Goyette: As you’ve pointed out, a real obstacle to the ongoing prosperity of the American people in the event of a currency crisis or the certainty of a currency crisis is the legal tender laws. We need alternative currencies. Ninety years ago, the Germans needed alternative currencies; many of them survived fairly well using the British pound. People in Zimbabwe needed alternative currencies and used the U.S. dollar despite its shortcomings, as a superior alternative, just five years ago. People in Argentina need alternative currencies today. And the legal tender laws in the United States prohibit the development of competing currencies far beyond bitcoin that can prove themselves in the market place over time. So that in the event of a dollar crisis, we have legal tender laws that act like sand in the gears of commerce.
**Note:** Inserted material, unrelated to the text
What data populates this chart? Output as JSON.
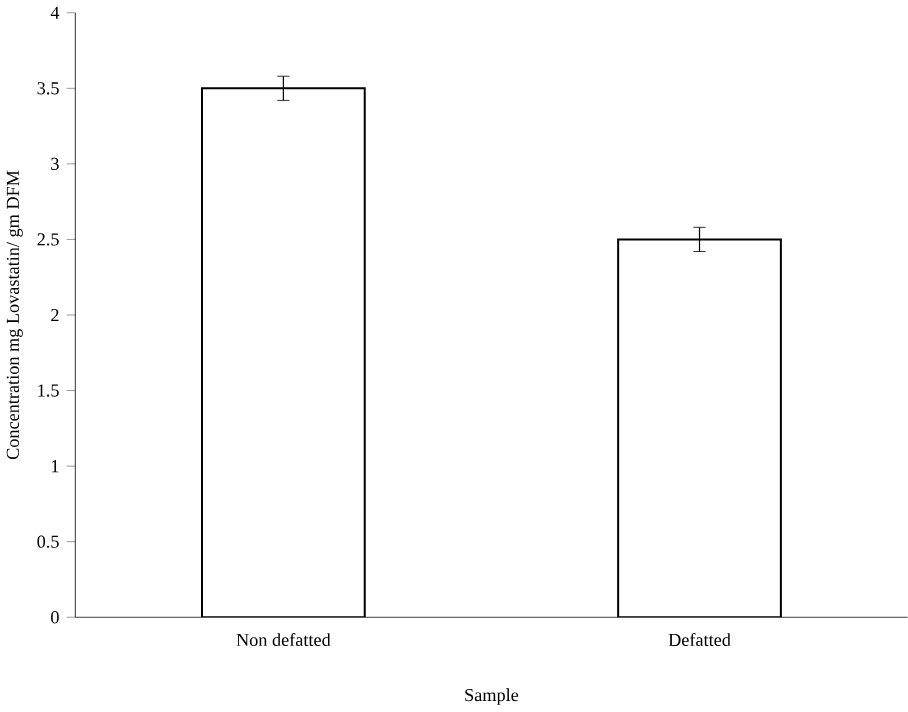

The wheels of commerce can grind to a halt in this country, and really America can be relegated to a second-class commercial status in the process.
Paul: I’ve thought about that, and while in Congress, not only did I have a bill to legalize competing currencies, it was to repeal the legal tender law so that you weren’t breaking the law. The other thing that I would have them do, if they would listen to my advice and look at my legislation, would be that you would have to remove taxes on gold and silver.
Let’s say that history proves that gold and silver will still be the option, and not bitcoin. But right now, it’s against the law, because the government has a monopoly, plus the legal tender laws. They need to collect the taxes. And that’s how they prevent it.
You want to legalize the competition, and yet today if anybody does that they can get into very serious problems.
Goyette: Well to sum up, Dr. Paul, it seems to me there’s a perfectly adequate alternative to paper money already, one that has passed the test of time for thousands of years. If people would like to test bitcoins over time with their own money, I’m perfectly happy to let them do it, I’m just not really interested in testing it with my money.
Paul: That test would take a long time. Because you know the way the Austrian economists explain it: Money has to originate in the marketplace and the people make the choices. Governments just don’t sit down and say well we’re going to print Federal Reserve notes and it’s going to become money. No, a currency has to originate in support from the people. But the likelihood of competing with that decision made by millions and millions of people over probably 5, 6,000 years, people have always chosen gold. …
The whole thing is, if the bitcoin really served as an alternate currency, the Feds wouldn’t allow that to happen. I just do not believe that they will ever give up their monopoly.